Die Landschaft, in der sie sich bewegen, mag man als Idylle interpretieren, sie hat aber auch etwas Bedrohliches. Es ist eines jener Titelmotive, die einen klaren Verweis auf die Musik liefern, bevor man den ersten Ton gehört hat. »Das hat schon was von Siebziger-Jahre-Nostalgie, die wir mit dem Artwork und der Musik einfangen wollten«, bestätigt Riley. Cover-Designer David D’Andrea hatte zuvor auch für Astra gearbeitet. »Wir haben ihm nur ein paar Ideen vorgegeben: Es ging um Geburt, Lebenslinien, Verfall, Wiedergeburt.
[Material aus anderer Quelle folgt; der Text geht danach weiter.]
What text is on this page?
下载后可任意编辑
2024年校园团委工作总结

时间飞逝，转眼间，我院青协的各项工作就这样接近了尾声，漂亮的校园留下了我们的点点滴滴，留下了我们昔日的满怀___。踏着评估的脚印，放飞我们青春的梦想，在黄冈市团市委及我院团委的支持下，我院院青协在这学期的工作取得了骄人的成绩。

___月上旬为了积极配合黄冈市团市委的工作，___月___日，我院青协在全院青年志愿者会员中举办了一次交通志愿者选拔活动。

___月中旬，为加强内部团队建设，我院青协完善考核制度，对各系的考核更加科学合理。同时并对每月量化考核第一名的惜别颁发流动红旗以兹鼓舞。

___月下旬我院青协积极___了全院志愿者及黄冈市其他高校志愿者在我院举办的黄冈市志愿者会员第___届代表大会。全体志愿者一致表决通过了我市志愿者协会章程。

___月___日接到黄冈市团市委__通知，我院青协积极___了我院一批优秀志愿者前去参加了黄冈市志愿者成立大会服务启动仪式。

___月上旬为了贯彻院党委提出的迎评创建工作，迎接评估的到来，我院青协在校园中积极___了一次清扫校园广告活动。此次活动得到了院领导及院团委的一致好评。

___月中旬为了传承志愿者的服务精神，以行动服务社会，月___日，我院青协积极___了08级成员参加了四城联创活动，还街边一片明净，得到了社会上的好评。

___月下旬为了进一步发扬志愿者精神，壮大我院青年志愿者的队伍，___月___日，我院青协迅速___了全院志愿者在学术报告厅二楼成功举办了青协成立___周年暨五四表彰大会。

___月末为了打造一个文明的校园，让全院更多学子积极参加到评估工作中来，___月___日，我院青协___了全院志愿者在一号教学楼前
Es sollte nicht zu Fantasy-mäßig aussehen, eher etwas dystopisch.«



Als musikalische Vorlage hatte D’Andrea die Demos der Songs ›Descending Us‹ und ›Cosmic Tears‹ gehört. Das majestätische, orgelschwangere ›Descending Us‹ hat in seinen dramatischsten Momenten unüberhörbare Anklänge an Deep Purples ›Child In Time‹, wobei Conor Rileys Gesang distanziert und verhallt aus einer anderen Welt zu kommen scheint. ›Cosmic Tears‹ lebt von einem hypnotischen Bass-Motiv. Riley beschreibt es als »eher eine Stimmung denn ein Song« und trifft damit den Charakter eines Gutteils des Albums.
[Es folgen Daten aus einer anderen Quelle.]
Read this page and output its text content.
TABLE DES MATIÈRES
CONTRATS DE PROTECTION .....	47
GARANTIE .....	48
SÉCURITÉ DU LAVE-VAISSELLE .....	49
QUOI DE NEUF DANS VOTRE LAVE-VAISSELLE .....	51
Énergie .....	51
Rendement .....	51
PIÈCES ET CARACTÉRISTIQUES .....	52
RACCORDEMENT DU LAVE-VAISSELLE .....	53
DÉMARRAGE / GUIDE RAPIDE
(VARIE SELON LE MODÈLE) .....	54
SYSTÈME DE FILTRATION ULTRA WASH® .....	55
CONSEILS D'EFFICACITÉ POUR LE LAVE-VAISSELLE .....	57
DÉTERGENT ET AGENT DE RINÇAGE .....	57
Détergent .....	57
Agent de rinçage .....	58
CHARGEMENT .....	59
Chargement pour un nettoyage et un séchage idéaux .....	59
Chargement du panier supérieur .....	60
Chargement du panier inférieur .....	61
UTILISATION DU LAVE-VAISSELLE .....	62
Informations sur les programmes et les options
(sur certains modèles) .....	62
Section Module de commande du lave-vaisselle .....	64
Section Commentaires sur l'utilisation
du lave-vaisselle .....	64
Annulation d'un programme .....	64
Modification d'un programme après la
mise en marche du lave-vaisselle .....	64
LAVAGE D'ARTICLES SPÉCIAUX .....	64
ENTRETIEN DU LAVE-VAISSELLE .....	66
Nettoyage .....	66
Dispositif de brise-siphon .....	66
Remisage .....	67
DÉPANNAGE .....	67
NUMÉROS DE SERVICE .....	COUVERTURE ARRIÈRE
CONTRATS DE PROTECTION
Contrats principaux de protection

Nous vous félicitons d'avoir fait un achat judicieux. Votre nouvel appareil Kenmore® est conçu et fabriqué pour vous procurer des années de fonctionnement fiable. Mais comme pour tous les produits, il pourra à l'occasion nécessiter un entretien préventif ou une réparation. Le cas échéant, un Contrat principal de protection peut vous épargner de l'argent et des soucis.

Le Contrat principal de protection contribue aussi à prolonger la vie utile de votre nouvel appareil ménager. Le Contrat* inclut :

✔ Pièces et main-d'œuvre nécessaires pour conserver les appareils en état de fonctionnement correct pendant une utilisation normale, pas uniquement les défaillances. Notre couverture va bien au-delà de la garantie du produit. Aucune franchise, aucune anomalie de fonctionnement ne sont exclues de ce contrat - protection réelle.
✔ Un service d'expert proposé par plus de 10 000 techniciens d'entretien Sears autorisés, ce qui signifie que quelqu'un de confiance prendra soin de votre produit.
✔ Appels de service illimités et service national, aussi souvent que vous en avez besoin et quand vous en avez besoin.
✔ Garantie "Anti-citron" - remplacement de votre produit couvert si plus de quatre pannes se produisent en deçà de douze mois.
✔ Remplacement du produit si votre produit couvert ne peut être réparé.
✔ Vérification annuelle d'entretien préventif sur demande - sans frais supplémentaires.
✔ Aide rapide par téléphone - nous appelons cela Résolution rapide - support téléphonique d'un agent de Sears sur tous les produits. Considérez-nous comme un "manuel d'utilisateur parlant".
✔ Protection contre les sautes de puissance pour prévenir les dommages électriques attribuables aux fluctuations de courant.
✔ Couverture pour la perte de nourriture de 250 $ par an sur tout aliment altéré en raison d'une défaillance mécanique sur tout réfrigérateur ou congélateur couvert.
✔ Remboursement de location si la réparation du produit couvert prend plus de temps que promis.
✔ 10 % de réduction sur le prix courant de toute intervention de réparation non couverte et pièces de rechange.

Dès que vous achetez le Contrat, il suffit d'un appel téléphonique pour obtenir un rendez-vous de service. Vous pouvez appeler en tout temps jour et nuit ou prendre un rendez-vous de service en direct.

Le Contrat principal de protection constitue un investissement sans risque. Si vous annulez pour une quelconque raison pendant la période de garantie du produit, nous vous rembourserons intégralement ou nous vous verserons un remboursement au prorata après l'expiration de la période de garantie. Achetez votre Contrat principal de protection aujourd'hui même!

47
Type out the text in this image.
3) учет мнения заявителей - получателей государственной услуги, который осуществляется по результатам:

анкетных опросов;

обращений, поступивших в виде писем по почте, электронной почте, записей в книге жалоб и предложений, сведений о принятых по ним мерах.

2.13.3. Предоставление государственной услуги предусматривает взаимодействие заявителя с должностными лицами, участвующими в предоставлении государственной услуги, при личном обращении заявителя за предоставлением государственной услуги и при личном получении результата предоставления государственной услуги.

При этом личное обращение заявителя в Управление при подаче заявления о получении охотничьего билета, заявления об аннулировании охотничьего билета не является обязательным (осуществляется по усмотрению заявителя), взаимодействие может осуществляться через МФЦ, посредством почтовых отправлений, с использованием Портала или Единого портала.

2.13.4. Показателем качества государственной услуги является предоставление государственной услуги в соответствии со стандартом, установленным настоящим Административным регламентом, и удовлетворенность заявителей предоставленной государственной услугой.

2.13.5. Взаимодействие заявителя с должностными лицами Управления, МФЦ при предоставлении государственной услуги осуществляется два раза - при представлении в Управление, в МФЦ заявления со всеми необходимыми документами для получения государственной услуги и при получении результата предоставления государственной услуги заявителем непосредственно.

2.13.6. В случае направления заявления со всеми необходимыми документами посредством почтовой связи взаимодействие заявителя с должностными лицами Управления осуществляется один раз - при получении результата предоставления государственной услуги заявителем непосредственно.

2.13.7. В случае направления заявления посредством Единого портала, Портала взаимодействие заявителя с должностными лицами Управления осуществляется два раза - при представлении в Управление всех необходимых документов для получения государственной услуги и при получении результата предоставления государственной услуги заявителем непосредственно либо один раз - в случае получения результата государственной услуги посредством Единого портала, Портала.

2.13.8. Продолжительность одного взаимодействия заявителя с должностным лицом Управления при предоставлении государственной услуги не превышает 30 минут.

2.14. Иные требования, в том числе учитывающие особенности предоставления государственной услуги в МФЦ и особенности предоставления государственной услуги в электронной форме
Die Affinität des Songschreibers zu Dystopien findet sich in der Musik wieder. »Es ist vor allem die Kunst, die ich liebe. Kunst, die düstere Zukunftsvisionen darstellt und die Themen Dunkelheit und Wiedergeburt, die in vielen dystopische Romanen abgehandelt werden. Jedes Mal, wenn ich die Nachrichten einschalte oder mich über den Zustand der Welt unterhalte, beschleicht mich dieses Gefühl, das ich schon mein ganzes Leben lang habe.«



Die Struktur der Musik von Birth könnte auch gedeutet werden als Ausdruck der inneren Zerrissenheit, der Verunsicherung ihrer Urheber. Feste Song-Gerüste lösen sich immer wieder auf in Jams. »Ich kann Leute verstehen, die denken: Oh Gott, die jammen ja nur. Gut, das macht einen großen Teil der Musik aus, die ich mag: ein Album von Ash Ra Tempel ist eine einzige Jam-Session. Wir wollten ein Album machen, das Einflüsse aus allen Richtungen aufgreift, es sollte keine Regeln geben. Es ist aber nicht so, dass wir einfach zusammenkommen und improvisieren. Es ist eher umgekehrt: Es gibt eine Idee für einen Song, eine Strophe oder einen Refrain, und erst dann schauen wir, ob wir da irgendwo zwischendrin einen Jam einbauen können.«

So hört man in ›For Yesterday‹ wohlarrangierte Melodien, bei denen Gitarre, Orgel und Flöte harmonisch zusammenwirken; der Titelsong ist ein sorgfältig arrangiertes Instrumental mit einem Orgelsound, der an The Nice erinnert. Findige Musikarchäologen werden in der Musik weitere Vorbilder entdecken: King Crimson, ELP, Van der Graaf Generator, Pink Floyd und andere Vertreter der eher schrägen Seite des frühen Progressive Rock, vor allem aus Europa.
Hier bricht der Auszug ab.